Social media users have called out “retrospective woke outrage” after classic British sitcom ’Allo ’Allo’ was hit with a viewer warning about potentially offensive “language and attitudes” in the popular show.
The BBC period comedy, which ran from 1982 to 1992, was centred around the various misadventures of an embattled French cafe-owner during WWII, whose business was both a front for the underground resistance and a favoured watering hole for occupying Nazi forces.
It featured a host of colourful characters speaking English in exaggerated German, French and Italian accents, and played on both British and European stereotypes. In addition to spawning still-popular catchphrases such as the greeting “Good Moaning,” other running gags included bungled operations, double entendres and pantomime sexual humour.
Although the series has been rerun on the public broadcaster in the decades since it last aired, Britbox – an online digital video subscription service offered by the BBC and ITV networks – has slapped a trigger warning on the show for the apparently ‘outdated’ content.

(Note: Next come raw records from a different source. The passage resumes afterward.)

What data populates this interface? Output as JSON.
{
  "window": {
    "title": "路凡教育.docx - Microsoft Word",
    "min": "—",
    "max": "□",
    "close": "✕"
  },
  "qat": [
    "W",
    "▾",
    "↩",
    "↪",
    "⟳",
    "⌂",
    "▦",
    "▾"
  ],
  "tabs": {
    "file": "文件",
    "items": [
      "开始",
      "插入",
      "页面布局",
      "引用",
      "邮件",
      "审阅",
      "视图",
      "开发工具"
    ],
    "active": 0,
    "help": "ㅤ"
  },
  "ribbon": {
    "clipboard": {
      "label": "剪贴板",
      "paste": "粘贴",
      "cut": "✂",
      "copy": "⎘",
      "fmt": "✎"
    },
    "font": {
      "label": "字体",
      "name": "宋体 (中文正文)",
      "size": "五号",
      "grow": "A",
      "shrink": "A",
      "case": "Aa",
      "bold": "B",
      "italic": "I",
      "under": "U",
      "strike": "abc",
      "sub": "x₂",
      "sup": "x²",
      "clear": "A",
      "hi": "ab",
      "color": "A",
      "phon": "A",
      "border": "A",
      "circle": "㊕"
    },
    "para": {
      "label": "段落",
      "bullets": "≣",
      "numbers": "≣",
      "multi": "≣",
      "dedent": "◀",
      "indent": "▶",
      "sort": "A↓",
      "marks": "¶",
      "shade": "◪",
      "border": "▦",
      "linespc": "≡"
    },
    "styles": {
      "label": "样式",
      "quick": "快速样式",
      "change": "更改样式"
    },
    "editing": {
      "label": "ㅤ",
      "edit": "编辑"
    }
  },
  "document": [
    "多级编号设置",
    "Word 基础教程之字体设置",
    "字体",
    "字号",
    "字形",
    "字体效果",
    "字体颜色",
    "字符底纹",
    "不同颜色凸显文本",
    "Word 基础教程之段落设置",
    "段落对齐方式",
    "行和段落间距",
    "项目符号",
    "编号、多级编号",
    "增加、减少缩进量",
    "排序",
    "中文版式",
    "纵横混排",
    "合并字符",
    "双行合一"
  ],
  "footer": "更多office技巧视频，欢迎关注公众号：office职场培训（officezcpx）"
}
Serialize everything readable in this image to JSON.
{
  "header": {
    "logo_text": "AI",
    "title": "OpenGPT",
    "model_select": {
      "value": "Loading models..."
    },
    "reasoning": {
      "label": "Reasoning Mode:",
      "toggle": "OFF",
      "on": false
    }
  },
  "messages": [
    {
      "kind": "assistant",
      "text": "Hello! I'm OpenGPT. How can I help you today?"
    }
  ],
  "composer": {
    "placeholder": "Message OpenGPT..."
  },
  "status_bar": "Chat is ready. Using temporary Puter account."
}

Before each episode of the show, the streaming service has included a viewer discretion warning that reads: “This classic comedy contains language and attitudes of the time that may offend some viewers.”
But the majority of social media users criticised the move as an example of “virtue signalling” and “woke outrage,” and reasoned that the show poked fun at all its characters, both European and English.
Conservative MP Paul Bristow said the show “takes the mick out of the Brits as much as it does the French, Germans and Italians.” Several people echoed that sentiment, with one person saying it “took the piss out of absolutely everyone with equal measure ... including the English.”
As an example, a number of commenters pointed to the Officer Crabtree character – a spoof parody of an undercover British agent posing as a French police officer whose supposed fluency in French was belied by the frequently bemused reactions of other characters to his mangling of the language.
The ‘Vote Leave’ campaign waded into the controversy as well, with the Brexit group’s official account putting out a tweet that called out people “itching to say au revoir” to the show as being “unbelievably pathetic” for not being able to “take a joke.”
Some British commenters wondered whether “all the fuss” over the ‘offensive’ European accents and stereotypes was “because we left the EU,” but others said the viewer advisory warnings were more likely prompted by the “rampant sexism and homophobia prevalent in the 1980s.”
However, a number of people countered that such “pandering to snowflakes” was why viewers were “dropping the BBC license fee” – although it was unclear whether the public broadcaster had anything to do with Britbox’s decision.
“The BBC clearly has a lot of guilt for the classics it has broadcast over the years as they’re constantly slapping content warning on them. The corporation is now totally out of touch and at the mercy of woke millennials that are offended by everything,” the Defund the BBC campaign group tweeted.
The show was reportedly tipped to be remade some years ago, but there were apparently concerns within the BBC that portraying Nazi characters like incompetent Gestapo officer Herr Flick would cause offence.